POC: Allow hierarchical filtering of logger namespaces #22859

ghoz · 2024-05-31T21:57:38Z

When playing with the new log_namespaced_levels #22619, I expected that 'zh:zstack:unpi' :info would match all namespaces below, such as zh:zstack:unpi:parser , writer, etc

This PR implements a quick POC to allow that.
To limit runtime penalty it uses ~~the same namespacedLevels as~~ a lazy cache: the first time a new namespace is seen, it tries to find if any namespace above is defined in the config and stores the level, So in effect

advanced:
  log_namespaced_levels:
    'zh:zstack:unpi': info

Would also apply to zh:zstack:unpi:writer , zh:zstack:unpi:parser and anything else below zh:zstack:unpi I might not have seen yet. Of course if a more specific config is defined, it would be picked up.

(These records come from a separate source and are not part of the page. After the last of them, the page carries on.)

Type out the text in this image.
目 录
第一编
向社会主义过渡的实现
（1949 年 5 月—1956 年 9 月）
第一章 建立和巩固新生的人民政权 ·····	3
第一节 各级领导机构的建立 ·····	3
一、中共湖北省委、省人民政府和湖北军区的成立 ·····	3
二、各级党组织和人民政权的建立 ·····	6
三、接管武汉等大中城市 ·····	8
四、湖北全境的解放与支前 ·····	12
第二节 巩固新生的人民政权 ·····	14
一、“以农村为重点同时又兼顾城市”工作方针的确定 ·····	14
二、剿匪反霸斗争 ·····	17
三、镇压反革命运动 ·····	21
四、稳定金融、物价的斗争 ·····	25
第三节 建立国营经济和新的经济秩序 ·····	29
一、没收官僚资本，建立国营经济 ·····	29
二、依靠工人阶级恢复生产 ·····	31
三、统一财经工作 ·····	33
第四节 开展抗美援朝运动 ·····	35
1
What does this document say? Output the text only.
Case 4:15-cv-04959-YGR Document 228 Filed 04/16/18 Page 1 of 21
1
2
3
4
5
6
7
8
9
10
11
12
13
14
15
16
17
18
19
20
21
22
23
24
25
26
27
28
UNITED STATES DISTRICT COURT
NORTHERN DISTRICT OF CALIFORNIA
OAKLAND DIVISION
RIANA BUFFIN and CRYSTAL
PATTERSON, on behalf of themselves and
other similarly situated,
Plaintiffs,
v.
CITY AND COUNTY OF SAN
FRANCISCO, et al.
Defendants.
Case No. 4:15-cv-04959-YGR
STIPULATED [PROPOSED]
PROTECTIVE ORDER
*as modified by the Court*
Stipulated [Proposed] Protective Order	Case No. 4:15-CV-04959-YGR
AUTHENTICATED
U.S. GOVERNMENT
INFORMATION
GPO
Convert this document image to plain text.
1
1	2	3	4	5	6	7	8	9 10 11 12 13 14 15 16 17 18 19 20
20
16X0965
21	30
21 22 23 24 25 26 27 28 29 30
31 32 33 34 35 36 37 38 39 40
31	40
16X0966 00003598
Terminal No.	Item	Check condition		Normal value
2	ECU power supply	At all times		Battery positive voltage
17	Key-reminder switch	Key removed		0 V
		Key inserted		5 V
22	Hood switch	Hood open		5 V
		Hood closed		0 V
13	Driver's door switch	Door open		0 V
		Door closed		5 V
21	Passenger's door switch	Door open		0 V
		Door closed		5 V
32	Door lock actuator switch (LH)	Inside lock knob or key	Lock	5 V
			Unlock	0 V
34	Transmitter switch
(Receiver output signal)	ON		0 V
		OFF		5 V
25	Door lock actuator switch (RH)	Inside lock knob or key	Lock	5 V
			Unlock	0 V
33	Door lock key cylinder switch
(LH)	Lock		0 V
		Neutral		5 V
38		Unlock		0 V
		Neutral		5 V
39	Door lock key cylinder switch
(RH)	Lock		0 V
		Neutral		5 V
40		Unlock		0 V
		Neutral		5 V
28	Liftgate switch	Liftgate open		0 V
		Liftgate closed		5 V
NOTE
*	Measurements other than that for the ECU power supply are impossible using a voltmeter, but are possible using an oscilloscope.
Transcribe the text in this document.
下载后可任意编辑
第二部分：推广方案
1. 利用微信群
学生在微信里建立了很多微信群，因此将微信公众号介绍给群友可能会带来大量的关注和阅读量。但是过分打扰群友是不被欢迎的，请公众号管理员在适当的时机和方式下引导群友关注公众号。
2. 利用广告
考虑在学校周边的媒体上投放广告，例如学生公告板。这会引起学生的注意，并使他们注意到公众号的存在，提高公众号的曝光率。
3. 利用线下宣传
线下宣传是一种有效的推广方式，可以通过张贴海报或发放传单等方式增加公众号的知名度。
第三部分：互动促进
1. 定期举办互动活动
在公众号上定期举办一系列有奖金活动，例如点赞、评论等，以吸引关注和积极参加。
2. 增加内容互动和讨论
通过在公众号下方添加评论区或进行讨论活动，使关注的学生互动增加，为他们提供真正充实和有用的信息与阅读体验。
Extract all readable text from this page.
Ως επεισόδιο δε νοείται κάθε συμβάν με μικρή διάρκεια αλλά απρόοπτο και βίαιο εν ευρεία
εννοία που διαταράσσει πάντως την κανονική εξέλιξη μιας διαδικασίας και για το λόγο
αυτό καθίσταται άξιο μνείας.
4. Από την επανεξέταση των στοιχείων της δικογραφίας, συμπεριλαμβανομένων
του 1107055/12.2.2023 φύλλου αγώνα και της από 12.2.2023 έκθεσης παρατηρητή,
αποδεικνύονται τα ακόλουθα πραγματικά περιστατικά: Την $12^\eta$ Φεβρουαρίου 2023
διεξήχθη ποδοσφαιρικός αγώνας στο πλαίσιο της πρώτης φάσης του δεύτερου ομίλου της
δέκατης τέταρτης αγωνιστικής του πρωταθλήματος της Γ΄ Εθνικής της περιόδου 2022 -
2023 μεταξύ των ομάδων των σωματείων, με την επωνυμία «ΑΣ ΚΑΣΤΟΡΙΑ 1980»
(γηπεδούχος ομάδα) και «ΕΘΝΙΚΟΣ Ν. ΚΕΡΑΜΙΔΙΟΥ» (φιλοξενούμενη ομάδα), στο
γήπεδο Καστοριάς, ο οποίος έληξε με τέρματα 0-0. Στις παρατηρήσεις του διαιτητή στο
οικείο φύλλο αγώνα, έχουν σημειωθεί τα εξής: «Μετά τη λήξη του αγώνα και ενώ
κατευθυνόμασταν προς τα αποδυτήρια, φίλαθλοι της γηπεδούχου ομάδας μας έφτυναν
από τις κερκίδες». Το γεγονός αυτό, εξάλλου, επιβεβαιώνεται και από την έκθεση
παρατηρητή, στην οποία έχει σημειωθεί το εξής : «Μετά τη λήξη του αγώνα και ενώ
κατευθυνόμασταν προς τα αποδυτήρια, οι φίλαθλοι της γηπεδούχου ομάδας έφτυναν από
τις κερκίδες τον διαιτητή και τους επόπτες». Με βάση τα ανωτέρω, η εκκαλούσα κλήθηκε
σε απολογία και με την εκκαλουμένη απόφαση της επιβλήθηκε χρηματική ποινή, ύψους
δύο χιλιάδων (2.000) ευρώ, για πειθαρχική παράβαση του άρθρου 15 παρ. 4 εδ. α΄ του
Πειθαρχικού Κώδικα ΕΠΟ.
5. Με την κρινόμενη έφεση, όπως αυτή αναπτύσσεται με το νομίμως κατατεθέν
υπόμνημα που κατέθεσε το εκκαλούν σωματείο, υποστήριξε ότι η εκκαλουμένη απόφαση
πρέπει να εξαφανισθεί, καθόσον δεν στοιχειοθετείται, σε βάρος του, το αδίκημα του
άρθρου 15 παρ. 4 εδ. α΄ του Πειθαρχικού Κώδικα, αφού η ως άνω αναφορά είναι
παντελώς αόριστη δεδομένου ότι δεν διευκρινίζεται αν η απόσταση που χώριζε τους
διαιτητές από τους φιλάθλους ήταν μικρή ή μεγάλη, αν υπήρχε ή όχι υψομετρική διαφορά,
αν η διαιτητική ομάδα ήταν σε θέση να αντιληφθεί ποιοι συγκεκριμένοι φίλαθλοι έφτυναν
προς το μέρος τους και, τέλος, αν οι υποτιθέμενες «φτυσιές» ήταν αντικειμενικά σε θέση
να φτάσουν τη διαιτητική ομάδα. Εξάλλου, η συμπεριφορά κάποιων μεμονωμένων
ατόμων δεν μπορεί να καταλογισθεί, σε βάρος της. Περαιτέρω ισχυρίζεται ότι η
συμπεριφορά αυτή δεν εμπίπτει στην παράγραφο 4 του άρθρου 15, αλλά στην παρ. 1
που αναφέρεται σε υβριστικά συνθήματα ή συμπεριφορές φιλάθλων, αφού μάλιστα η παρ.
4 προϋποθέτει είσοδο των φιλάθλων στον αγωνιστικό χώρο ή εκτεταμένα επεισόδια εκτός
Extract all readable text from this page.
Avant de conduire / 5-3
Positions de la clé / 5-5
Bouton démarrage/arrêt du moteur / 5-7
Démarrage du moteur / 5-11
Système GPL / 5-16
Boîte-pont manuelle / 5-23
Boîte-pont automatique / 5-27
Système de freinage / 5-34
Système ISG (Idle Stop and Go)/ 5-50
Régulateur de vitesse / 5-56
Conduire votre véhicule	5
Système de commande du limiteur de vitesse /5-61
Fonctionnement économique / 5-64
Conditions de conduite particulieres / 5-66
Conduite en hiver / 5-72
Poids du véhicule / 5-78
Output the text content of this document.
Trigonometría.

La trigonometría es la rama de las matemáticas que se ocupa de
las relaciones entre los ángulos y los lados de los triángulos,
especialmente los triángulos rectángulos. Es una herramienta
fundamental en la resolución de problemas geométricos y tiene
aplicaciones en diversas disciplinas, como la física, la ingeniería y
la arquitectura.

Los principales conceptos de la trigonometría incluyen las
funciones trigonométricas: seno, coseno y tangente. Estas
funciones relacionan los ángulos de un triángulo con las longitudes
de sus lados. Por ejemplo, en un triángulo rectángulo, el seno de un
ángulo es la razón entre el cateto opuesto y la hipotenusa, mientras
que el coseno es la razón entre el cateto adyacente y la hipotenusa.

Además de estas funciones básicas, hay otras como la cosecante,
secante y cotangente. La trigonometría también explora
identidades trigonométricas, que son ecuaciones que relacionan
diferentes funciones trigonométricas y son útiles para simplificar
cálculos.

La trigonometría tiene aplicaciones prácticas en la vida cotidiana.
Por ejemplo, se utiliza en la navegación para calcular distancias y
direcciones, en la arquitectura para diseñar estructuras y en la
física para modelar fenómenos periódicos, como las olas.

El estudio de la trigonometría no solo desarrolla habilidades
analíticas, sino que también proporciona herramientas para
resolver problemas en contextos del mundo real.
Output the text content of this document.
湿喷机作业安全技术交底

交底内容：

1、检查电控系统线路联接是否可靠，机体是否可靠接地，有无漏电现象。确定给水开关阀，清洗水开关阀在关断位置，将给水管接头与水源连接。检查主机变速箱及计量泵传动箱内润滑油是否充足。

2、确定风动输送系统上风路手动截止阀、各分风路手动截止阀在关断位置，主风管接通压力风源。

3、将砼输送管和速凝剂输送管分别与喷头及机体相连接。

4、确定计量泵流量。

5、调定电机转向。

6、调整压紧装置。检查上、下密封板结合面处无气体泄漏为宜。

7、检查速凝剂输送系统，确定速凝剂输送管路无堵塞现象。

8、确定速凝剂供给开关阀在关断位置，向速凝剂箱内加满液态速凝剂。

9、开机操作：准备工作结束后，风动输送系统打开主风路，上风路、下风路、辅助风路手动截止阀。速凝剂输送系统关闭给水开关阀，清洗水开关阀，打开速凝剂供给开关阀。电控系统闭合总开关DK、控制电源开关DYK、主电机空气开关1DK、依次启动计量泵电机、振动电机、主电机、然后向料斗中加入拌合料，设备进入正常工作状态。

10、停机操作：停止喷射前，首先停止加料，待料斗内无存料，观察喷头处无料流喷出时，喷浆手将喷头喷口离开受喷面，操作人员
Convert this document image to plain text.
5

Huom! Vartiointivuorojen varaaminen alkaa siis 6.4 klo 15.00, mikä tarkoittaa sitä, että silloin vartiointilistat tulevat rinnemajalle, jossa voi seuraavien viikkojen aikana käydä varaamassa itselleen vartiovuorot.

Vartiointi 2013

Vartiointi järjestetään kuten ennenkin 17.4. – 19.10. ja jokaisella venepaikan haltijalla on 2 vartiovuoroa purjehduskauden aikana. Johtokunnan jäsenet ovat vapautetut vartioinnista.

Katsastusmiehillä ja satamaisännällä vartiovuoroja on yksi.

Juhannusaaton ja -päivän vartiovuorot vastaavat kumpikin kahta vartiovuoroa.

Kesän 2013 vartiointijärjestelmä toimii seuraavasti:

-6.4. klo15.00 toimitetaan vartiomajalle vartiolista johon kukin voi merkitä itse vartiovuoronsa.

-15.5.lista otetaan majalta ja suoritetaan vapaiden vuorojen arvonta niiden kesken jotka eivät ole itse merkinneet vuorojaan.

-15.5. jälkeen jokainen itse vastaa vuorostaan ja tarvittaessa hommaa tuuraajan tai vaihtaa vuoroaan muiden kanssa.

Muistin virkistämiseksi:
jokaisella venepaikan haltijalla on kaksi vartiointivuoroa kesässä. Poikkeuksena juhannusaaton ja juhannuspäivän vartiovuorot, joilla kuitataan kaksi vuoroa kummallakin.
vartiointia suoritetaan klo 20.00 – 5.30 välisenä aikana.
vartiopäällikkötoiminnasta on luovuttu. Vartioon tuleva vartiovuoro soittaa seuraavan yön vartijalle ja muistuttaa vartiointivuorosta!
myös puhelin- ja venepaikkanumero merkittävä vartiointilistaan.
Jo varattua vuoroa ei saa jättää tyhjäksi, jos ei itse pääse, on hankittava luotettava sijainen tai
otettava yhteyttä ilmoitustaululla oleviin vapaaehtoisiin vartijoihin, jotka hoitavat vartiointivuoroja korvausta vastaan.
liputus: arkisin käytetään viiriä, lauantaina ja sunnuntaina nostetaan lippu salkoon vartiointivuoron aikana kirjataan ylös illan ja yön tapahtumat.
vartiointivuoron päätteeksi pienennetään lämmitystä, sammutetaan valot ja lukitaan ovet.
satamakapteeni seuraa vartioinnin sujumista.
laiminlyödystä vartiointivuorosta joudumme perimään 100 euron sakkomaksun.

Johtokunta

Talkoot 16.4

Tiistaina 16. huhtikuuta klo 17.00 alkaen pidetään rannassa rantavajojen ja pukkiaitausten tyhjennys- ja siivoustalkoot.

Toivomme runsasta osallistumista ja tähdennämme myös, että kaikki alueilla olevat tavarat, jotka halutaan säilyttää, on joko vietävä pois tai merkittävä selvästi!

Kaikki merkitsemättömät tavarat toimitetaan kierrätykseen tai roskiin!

This would allow to add new namespace sublevels without breaking existing configuration, for example z2m:mqtt:connexion and z2m:mqtt:publish

BUGS / TODOs :

The default log level cannot be dynamically changed , the cache would need to be reset when the level is changed at runtime
Fix logger tests as the namespacedLevels are now filled (no longer necessary)
Add new tests for the feature
There is most likely a nicer / more typescripty way for doing this ... expecting @Nerivec to replace that with a one liner (close enough)
Add a note in the documentation that the config applies to all namespaces below (or not even needed, that was my initial expectation) mention the hierarchical namespace for logging zigbee2mqtt.io#2786

Nerivec · 2024-05-31T22:46:40Z

Doing any kind of looping in log, which can be called hundreds of times per second, will grow cost really fast (and block), at least until the cache is built (or re-built after any level change).
The simple 1:1 match on configured object keys limits that problem and still allows to customize as needed, albeit manually for "below namespaces"...
debug has namespace regex filtering also (that's the level most affected by deeper namespaces).

If this is really needed, will require a well optimized algorithm, and performance impact testing in various "spammy" scenario (startup, OTA, MQTT debug, etc).

ghoz · 2024-06-01T04:48:55Z

looping in log, which can be called hundreds of times per second, will grow cost really fast

Most of those calls are using the same few namespaces, so after the first hits, the cost is the same as currently, 1 key lookup per call. I don't believe the number of entries in the cache would add any measurable cost to the lookup

I don't have the means of doing perf testing but even with that crude fallback when a new namespace is encoutered, I did not notice any slowdowns on my lowy setup.
After all we are not talking about 1000s of very deep namespaces, and z2m is most likely still starting up so I suspect the potential perf impact would be hidden in the noise...

Right now the debug regex approach would need to be implemented in info level to allow spliting mqtt connection/login info messages with the flood of mqtt updates ... It would be interesting to compare the regex match cost, that is incured on every log call this time.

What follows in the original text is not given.